= Vladimir Gorsky =

American painter

Vladimir Gorsky (1953–2008) was a Russian-American painter.

Gorsky was born in Moscow and emigrated from Russia to Texas. He died on September 30, 2008, at 13:56. His art is on the walls of heads of state, private collectors, and art galleries around the world. His portfolio ranges from a Russian fairy tale series to miniature gold leafed portraits on small wooden eggs. Special projects include "From the Depth of Ages" depicting historical artwork from stone tablets to the Mona Lisa. His painting "Tapestry of the Centuries" comprises 350 people and events that shaped the history of the world from the time of Christ up to the year 2000. The medium is mixed media on canvas. The canvas is 9' × 18' and took 3 years to paint. This painting has achieved international recognition. The "Tapestry" is currently on display at the Museum of Biblical Art (Dallas).

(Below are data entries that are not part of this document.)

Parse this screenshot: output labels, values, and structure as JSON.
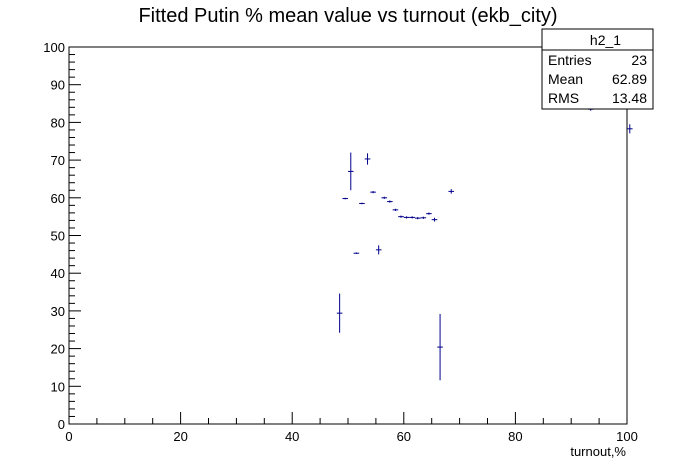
{
  "chart_data": {
    "type": "scatter",
    "title": "Fitted Putin % mean value vs turnout (ekb_city)",
    "xlabel": "turnout,%",
    "ylabel": "",
    "xlim": [
      0,
      100
    ],
    "ylim": [
      0,
      100
    ],
    "x_ticks": [
      0,
      20,
      40,
      60,
      80,
      100
    ],
    "y_ticks": [
      0,
      10,
      20,
      30,
      40,
      50,
      60,
      70,
      80,
      90,
      100
    ],
    "grid": false,
    "series": [
      {
        "color": "#00008b",
        "points": [
          {
            "x": 48.5,
            "y": 29.4,
            "yerr": 5.2
          },
          {
            "x": 49.5,
            "y": 59.8,
            "yerr": 0.2
          },
          {
            "x": 50.5,
            "y": 67.0,
            "yerr": 5.0
          },
          {
            "x": 51.5,
            "y": 45.3,
            "yerr": 0.2
          },
          {
            "x": 52.5,
            "y": 58.5,
            "yerr": 0.2
          },
          {
            "x": 53.5,
            "y": 70.3,
            "yerr": 1.5
          },
          {
            "x": 54.5,
            "y": 61.5,
            "yerr": 0.3
          },
          {
            "x": 55.5,
            "y": 46.2,
            "yerr": 1.2
          },
          {
            "x": 56.5,
            "y": 60.0,
            "yerr": 0.3
          },
          {
            "x": 57.5,
            "y": 59.0,
            "yerr": 0.3
          },
          {
            "x": 58.5,
            "y": 56.8,
            "yerr": 0.3
          },
          {
            "x": 59.5,
            "y": 55.0,
            "yerr": 0.3
          },
          {
            "x": 60.5,
            "y": 54.8,
            "yerr": 0.3
          },
          {
            "x": 61.5,
            "y": 54.8,
            "yerr": 0.3
          },
          {
            "x": 62.5,
            "y": 54.6,
            "yerr": 0.3
          },
          {
            "x": 63.5,
            "y": 54.7,
            "yerr": 0.3
          },
          {
            "x": 64.5,
            "y": 55.8,
            "yerr": 0.3
          },
          {
            "x": 65.5,
            "y": 54.2,
            "yerr": 0.5
          },
          {
            "x": 66.5,
            "y": 20.4,
            "yerr": 8.8
          },
          {
            "x": 68.5,
            "y": 61.7,
            "yerr": 0.6
          },
          {
            "x": 93.5,
            "y": 83.5,
            "yerr": 0.4
          },
          {
            "x": 100.5,
            "y": 78.3,
            "yerr": 1.2
          }
        ]
      }
    ],
    "stats_box": {
      "name": "h2_1",
      "rows": [
        {
          "label": "Entries",
          "value": "23"
        },
        {
          "label": "Mean",
          "value": "62.89"
        },
        {
          "label": "RMS",
          "value": "13.48"
        }
      ]
    }
  }
}
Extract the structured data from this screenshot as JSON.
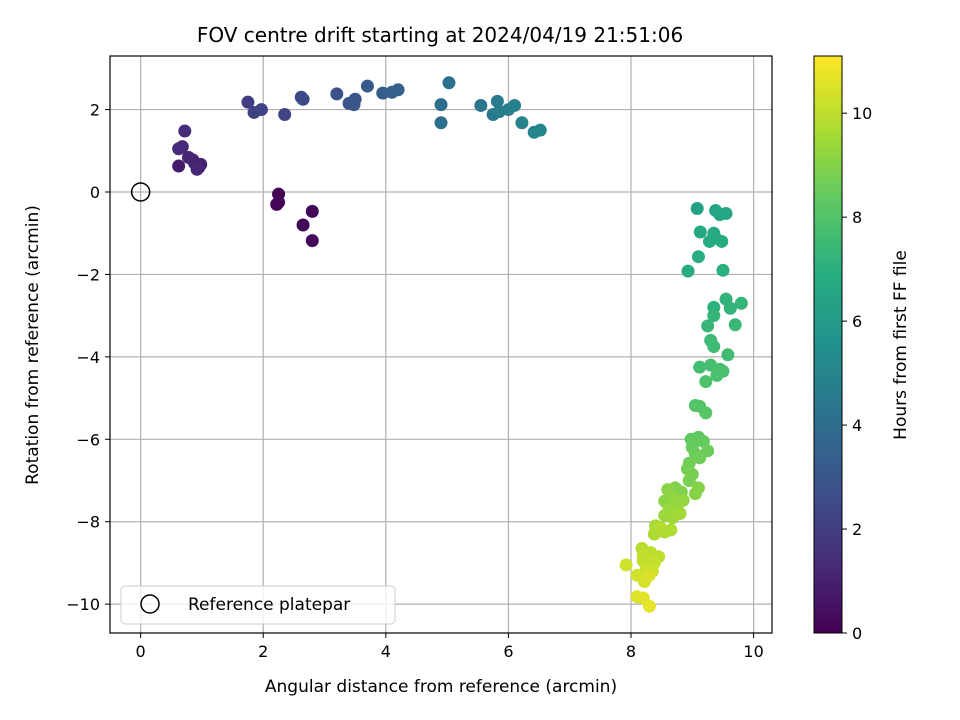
{
  "chart_data": {
    "type": "scatter",
    "title": "FOV centre drift starting at 2024/04/19 21:51:06",
    "xlabel": "Angular distance from reference (arcmin)",
    "ylabel": "Rotation from reference (arcmin)",
    "xlim": [
      -0.5,
      10.3
    ],
    "ylim": [
      -10.7,
      3.3
    ],
    "xticks": [
      0,
      2,
      4,
      6,
      8,
      10
    ],
    "yticks": [
      -10,
      -8,
      -6,
      -4,
      -2,
      0,
      2
    ],
    "grid": true,
    "legend": {
      "position": "lower-left",
      "entries": [
        "Reference platepar"
      ]
    },
    "reference_point": {
      "x": 0,
      "y": 0
    },
    "colorbar": {
      "label": "Hours from first FF file",
      "range": [
        0,
        11.1
      ],
      "ticks": [
        0,
        2,
        4,
        6,
        8,
        10
      ],
      "colormap": "viridis"
    },
    "points": [
      {
        "x": 2.25,
        "y": -0.05,
        "c": 0.0
      },
      {
        "x": 2.22,
        "y": -0.3,
        "c": 0.05
      },
      {
        "x": 2.25,
        "y": -0.25,
        "c": 0.1
      },
      {
        "x": 2.8,
        "y": -0.47,
        "c": 0.15
      },
      {
        "x": 2.65,
        "y": -0.8,
        "c": 0.2
      },
      {
        "x": 2.8,
        "y": -1.18,
        "c": 0.25
      },
      {
        "x": 0.62,
        "y": 0.63,
        "c": 0.8
      },
      {
        "x": 0.95,
        "y": 0.6,
        "c": 0.9
      },
      {
        "x": 0.98,
        "y": 0.67,
        "c": 1.0
      },
      {
        "x": 0.88,
        "y": 0.7,
        "c": 1.05
      },
      {
        "x": 0.78,
        "y": 0.84,
        "c": 1.1
      },
      {
        "x": 0.85,
        "y": 0.78,
        "c": 1.15
      },
      {
        "x": 0.92,
        "y": 0.55,
        "c": 1.2
      },
      {
        "x": 0.68,
        "y": 1.1,
        "c": 1.25
      },
      {
        "x": 0.62,
        "y": 1.05,
        "c": 1.3
      },
      {
        "x": 0.72,
        "y": 1.48,
        "c": 1.35
      },
      {
        "x": 1.75,
        "y": 2.18,
        "c": 2.0
      },
      {
        "x": 1.85,
        "y": 1.93,
        "c": 2.1
      },
      {
        "x": 1.97,
        "y": 2.0,
        "c": 2.2
      },
      {
        "x": 2.35,
        "y": 1.88,
        "c": 2.3
      },
      {
        "x": 2.62,
        "y": 2.3,
        "c": 2.4
      },
      {
        "x": 2.65,
        "y": 2.25,
        "c": 2.5
      },
      {
        "x": 3.2,
        "y": 2.38,
        "c": 2.7
      },
      {
        "x": 3.4,
        "y": 2.15,
        "c": 2.8
      },
      {
        "x": 3.5,
        "y": 2.25,
        "c": 2.9
      },
      {
        "x": 3.48,
        "y": 2.12,
        "c": 3.0
      },
      {
        "x": 3.7,
        "y": 2.57,
        "c": 3.1
      },
      {
        "x": 3.95,
        "y": 2.4,
        "c": 3.2
      },
      {
        "x": 4.1,
        "y": 2.42,
        "c": 3.3
      },
      {
        "x": 4.2,
        "y": 2.48,
        "c": 3.4
      },
      {
        "x": 4.9,
        "y": 2.12,
        "c": 3.9
      },
      {
        "x": 4.9,
        "y": 1.68,
        "c": 4.0
      },
      {
        "x": 5.03,
        "y": 2.65,
        "c": 4.1
      },
      {
        "x": 5.55,
        "y": 2.1,
        "c": 4.3
      },
      {
        "x": 5.75,
        "y": 1.88,
        "c": 4.4
      },
      {
        "x": 5.82,
        "y": 2.2,
        "c": 4.5
      },
      {
        "x": 5.85,
        "y": 1.95,
        "c": 4.6
      },
      {
        "x": 6.0,
        "y": 2.0,
        "c": 4.7
      },
      {
        "x": 6.1,
        "y": 2.1,
        "c": 4.8
      },
      {
        "x": 6.22,
        "y": 1.68,
        "c": 4.9
      },
      {
        "x": 6.42,
        "y": 1.45,
        "c": 5.0
      },
      {
        "x": 6.52,
        "y": 1.5,
        "c": 5.1
      },
      {
        "x": 9.08,
        "y": -0.4,
        "c": 6.3
      },
      {
        "x": 9.38,
        "y": -0.45,
        "c": 6.4
      },
      {
        "x": 9.45,
        "y": -0.55,
        "c": 6.5
      },
      {
        "x": 9.55,
        "y": -0.52,
        "c": 6.55
      },
      {
        "x": 9.13,
        "y": -0.97,
        "c": 6.6
      },
      {
        "x": 9.35,
        "y": -1.0,
        "c": 6.65
      },
      {
        "x": 9.38,
        "y": -1.12,
        "c": 6.7
      },
      {
        "x": 9.28,
        "y": -1.2,
        "c": 6.75
      },
      {
        "x": 9.48,
        "y": -1.2,
        "c": 6.8
      },
      {
        "x": 8.93,
        "y": -1.92,
        "c": 6.9
      },
      {
        "x": 9.1,
        "y": -1.57,
        "c": 6.95
      },
      {
        "x": 9.5,
        "y": -1.9,
        "c": 7.0
      },
      {
        "x": 9.35,
        "y": -2.8,
        "c": 7.1
      },
      {
        "x": 9.55,
        "y": -2.6,
        "c": 7.15
      },
      {
        "x": 9.62,
        "y": -2.82,
        "c": 7.2
      },
      {
        "x": 9.8,
        "y": -2.7,
        "c": 7.25
      },
      {
        "x": 9.35,
        "y": -3.0,
        "c": 7.3
      },
      {
        "x": 9.25,
        "y": -3.25,
        "c": 7.35
      },
      {
        "x": 9.7,
        "y": -3.22,
        "c": 7.4
      },
      {
        "x": 9.3,
        "y": -3.6,
        "c": 7.5
      },
      {
        "x": 9.35,
        "y": -3.75,
        "c": 7.55
      },
      {
        "x": 9.58,
        "y": -3.95,
        "c": 7.6
      },
      {
        "x": 9.12,
        "y": -4.25,
        "c": 7.65
      },
      {
        "x": 9.3,
        "y": -4.2,
        "c": 7.7
      },
      {
        "x": 9.45,
        "y": -4.3,
        "c": 7.75
      },
      {
        "x": 9.5,
        "y": -4.35,
        "c": 7.8
      },
      {
        "x": 9.4,
        "y": -4.45,
        "c": 7.85
      },
      {
        "x": 9.22,
        "y": -4.6,
        "c": 7.9
      },
      {
        "x": 9.05,
        "y": -5.18,
        "c": 8.05
      },
      {
        "x": 9.12,
        "y": -5.2,
        "c": 8.1
      },
      {
        "x": 9.22,
        "y": -5.36,
        "c": 8.15
      },
      {
        "x": 8.98,
        "y": -6.0,
        "c": 8.3
      },
      {
        "x": 9.1,
        "y": -5.95,
        "c": 8.35
      },
      {
        "x": 9.18,
        "y": -6.05,
        "c": 8.4
      },
      {
        "x": 9.0,
        "y": -6.2,
        "c": 8.45
      },
      {
        "x": 9.05,
        "y": -6.35,
        "c": 8.5
      },
      {
        "x": 9.25,
        "y": -6.28,
        "c": 8.55
      },
      {
        "x": 9.12,
        "y": -6.45,
        "c": 8.6
      },
      {
        "x": 8.95,
        "y": -6.58,
        "c": 8.65
      },
      {
        "x": 8.92,
        "y": -6.72,
        "c": 8.7
      },
      {
        "x": 9.0,
        "y": -6.85,
        "c": 8.75
      },
      {
        "x": 8.95,
        "y": -7.0,
        "c": 8.8
      },
      {
        "x": 8.72,
        "y": -7.18,
        "c": 8.9
      },
      {
        "x": 8.82,
        "y": -7.28,
        "c": 8.95
      },
      {
        "x": 9.1,
        "y": -7.18,
        "c": 9.0
      },
      {
        "x": 9.05,
        "y": -7.32,
        "c": 9.05
      },
      {
        "x": 8.6,
        "y": -7.22,
        "c": 9.1
      },
      {
        "x": 8.55,
        "y": -7.5,
        "c": 9.15
      },
      {
        "x": 8.7,
        "y": -7.45,
        "c": 9.2
      },
      {
        "x": 8.85,
        "y": -7.48,
        "c": 9.25
      },
      {
        "x": 8.75,
        "y": -7.62,
        "c": 9.3
      },
      {
        "x": 8.62,
        "y": -7.7,
        "c": 9.35
      },
      {
        "x": 8.55,
        "y": -7.85,
        "c": 9.4
      },
      {
        "x": 8.68,
        "y": -7.9,
        "c": 9.45
      },
      {
        "x": 8.8,
        "y": -7.8,
        "c": 9.5
      },
      {
        "x": 8.4,
        "y": -8.1,
        "c": 9.6
      },
      {
        "x": 8.38,
        "y": -8.3,
        "c": 9.65
      },
      {
        "x": 8.55,
        "y": -8.25,
        "c": 9.7
      },
      {
        "x": 8.65,
        "y": -8.2,
        "c": 9.75
      },
      {
        "x": 8.48,
        "y": -8.15,
        "c": 9.8
      },
      {
        "x": 8.18,
        "y": -8.65,
        "c": 9.9
      },
      {
        "x": 8.32,
        "y": -8.75,
        "c": 9.95
      },
      {
        "x": 8.45,
        "y": -8.85,
        "c": 10.0
      },
      {
        "x": 8.2,
        "y": -8.95,
        "c": 10.05
      },
      {
        "x": 8.2,
        "y": -8.82,
        "c": 10.1
      },
      {
        "x": 8.38,
        "y": -9.0,
        "c": 10.15
      },
      {
        "x": 8.25,
        "y": -9.15,
        "c": 10.2
      },
      {
        "x": 8.35,
        "y": -9.2,
        "c": 10.25
      },
      {
        "x": 7.92,
        "y": -9.05,
        "c": 10.3
      },
      {
        "x": 8.1,
        "y": -9.3,
        "c": 10.35
      },
      {
        "x": 8.22,
        "y": -9.45,
        "c": 10.4
      },
      {
        "x": 8.3,
        "y": -9.3,
        "c": 10.45
      },
      {
        "x": 8.1,
        "y": -9.82,
        "c": 10.55
      },
      {
        "x": 8.2,
        "y": -9.85,
        "c": 10.6
      },
      {
        "x": 8.3,
        "y": -10.05,
        "c": 10.7
      }
    ]
  }
}
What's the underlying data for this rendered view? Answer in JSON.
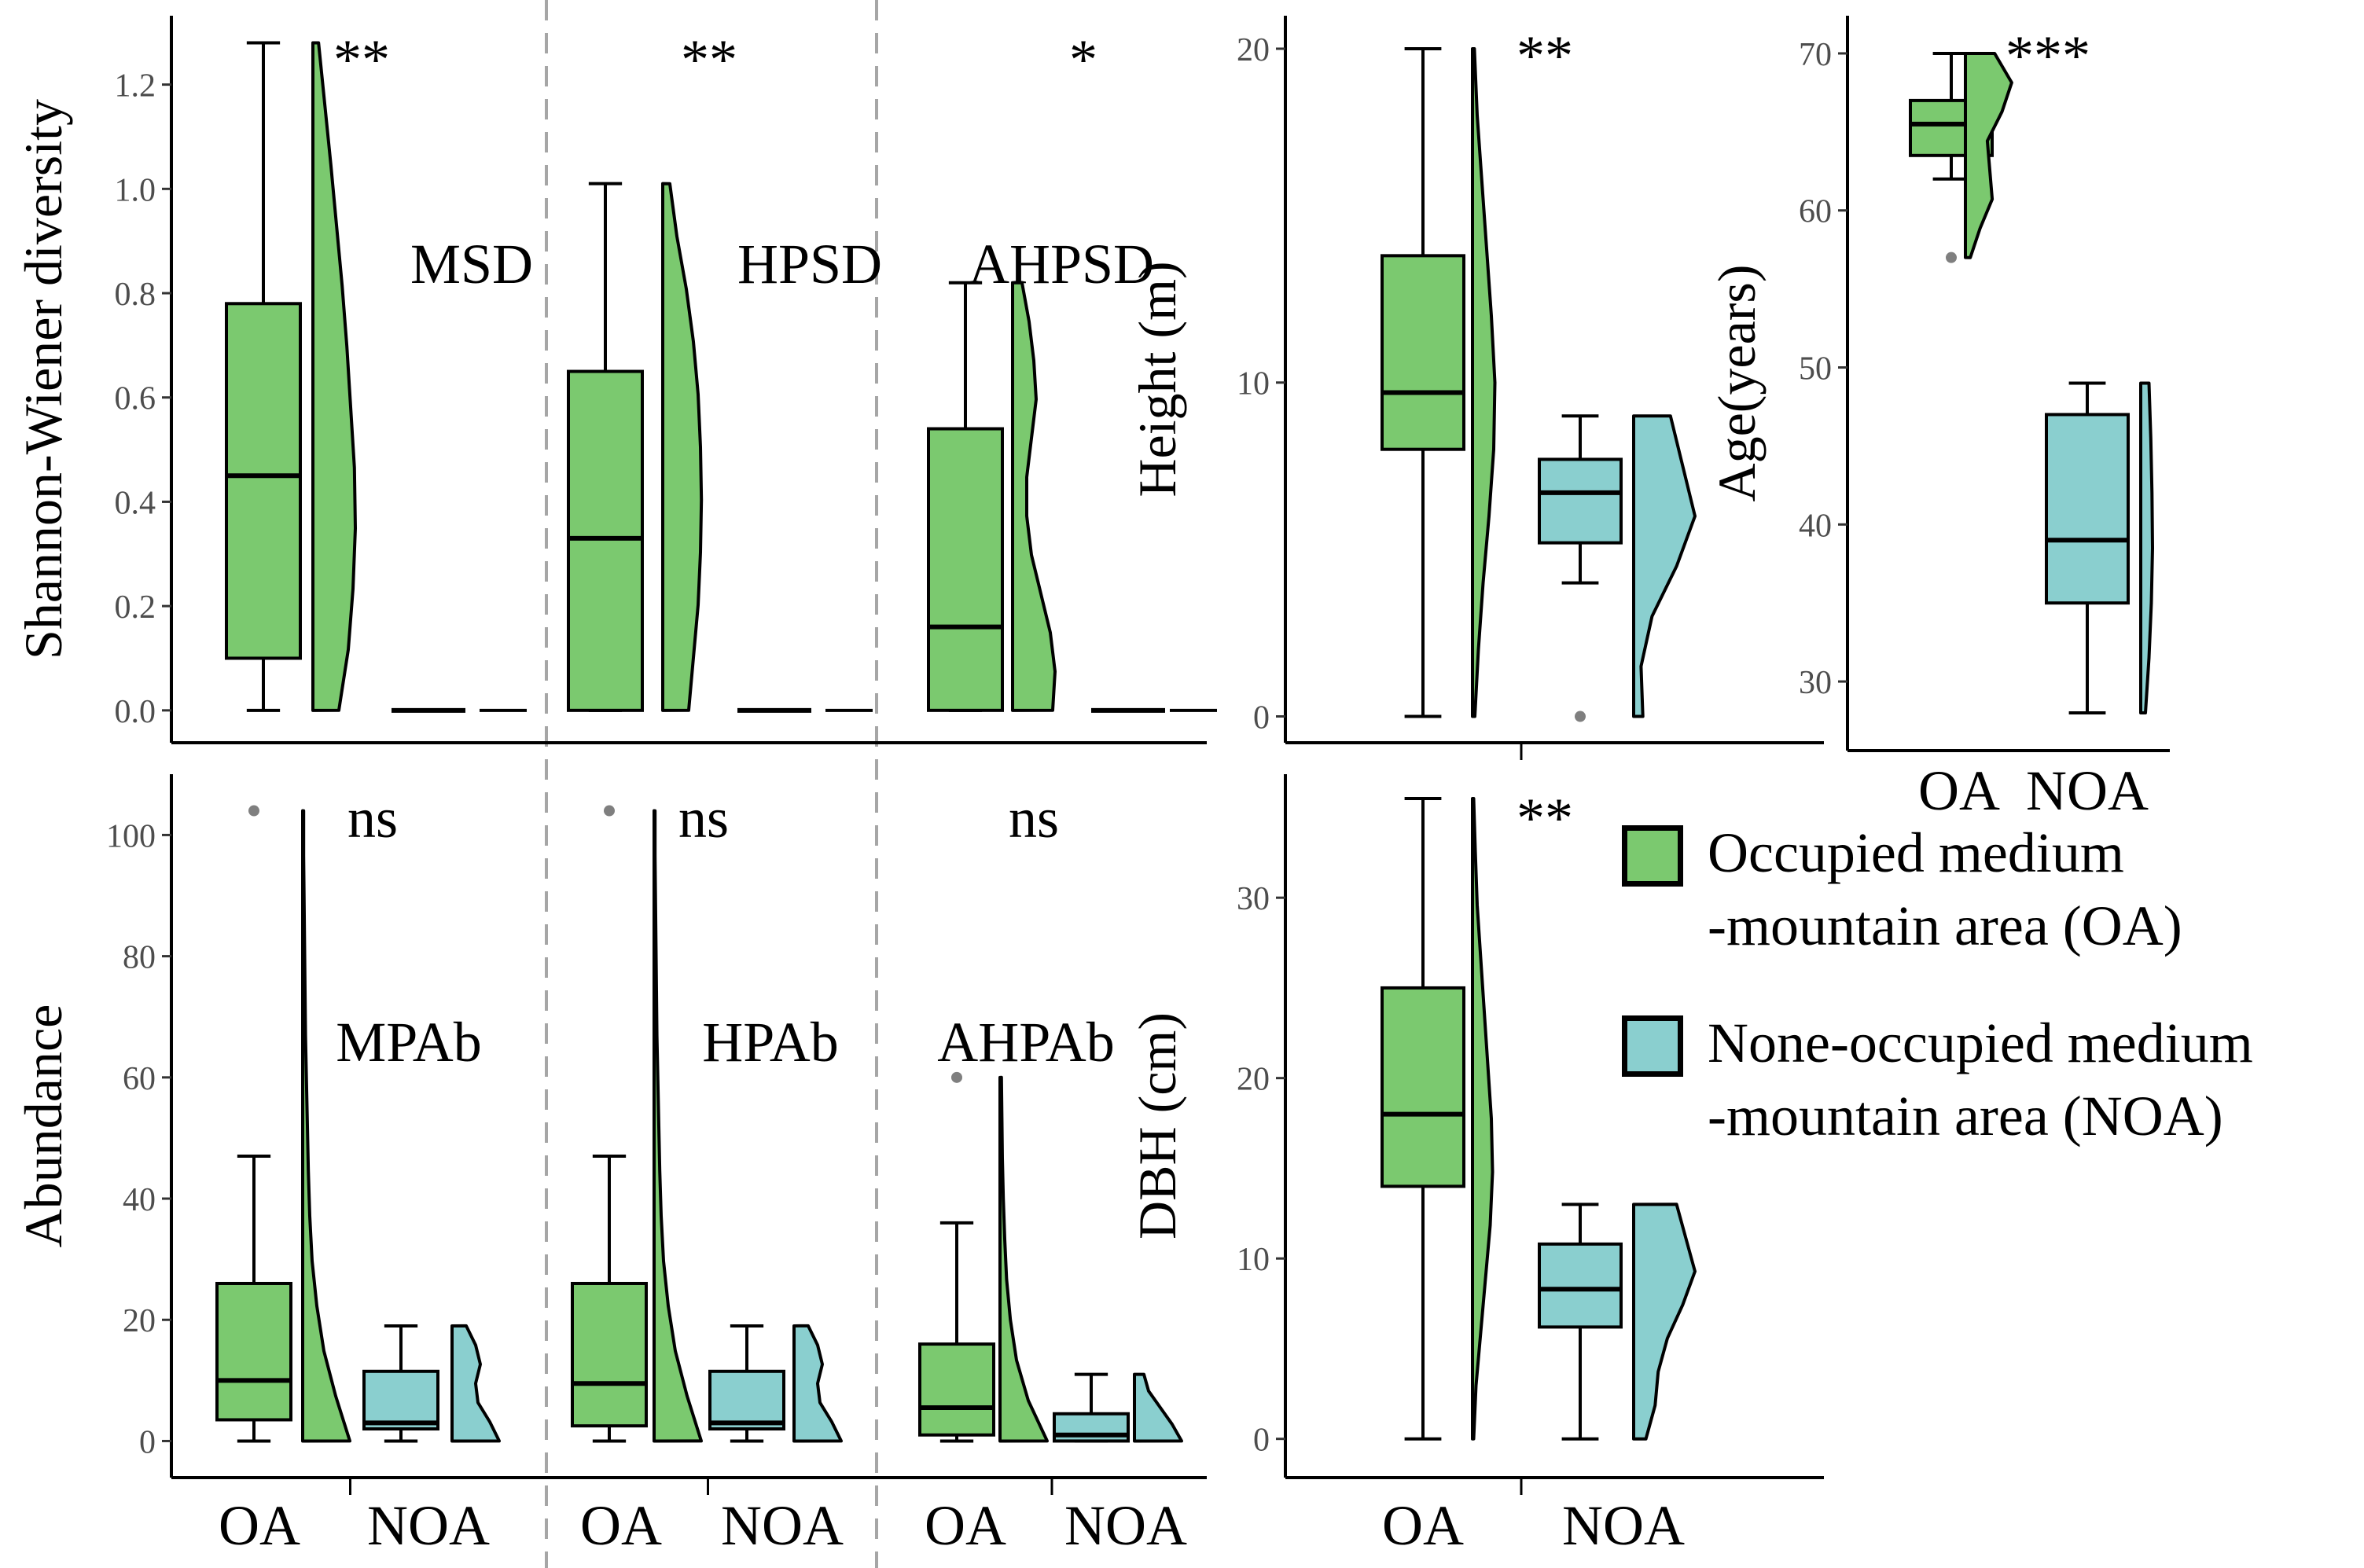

Another painting called "Miracle of the Desert", shows many historical images of Las Vegas. Vladimir's collection of pop art "Celebrity Portraits" of musicians, Hollywood idols, world famous icons and entertainers captures the essence of the 20th century in a bold style that is modern yet timeless.

According to Fine Art Magazine:
"Vladimir Gorsky is an unusual talent. Classically trained in techniques defined by the old masters, his art covers themes derived from the Renaissance to the Classics and portraiture brought up to date in an aspect of Pop Art that has been influenced by Andy Warhol".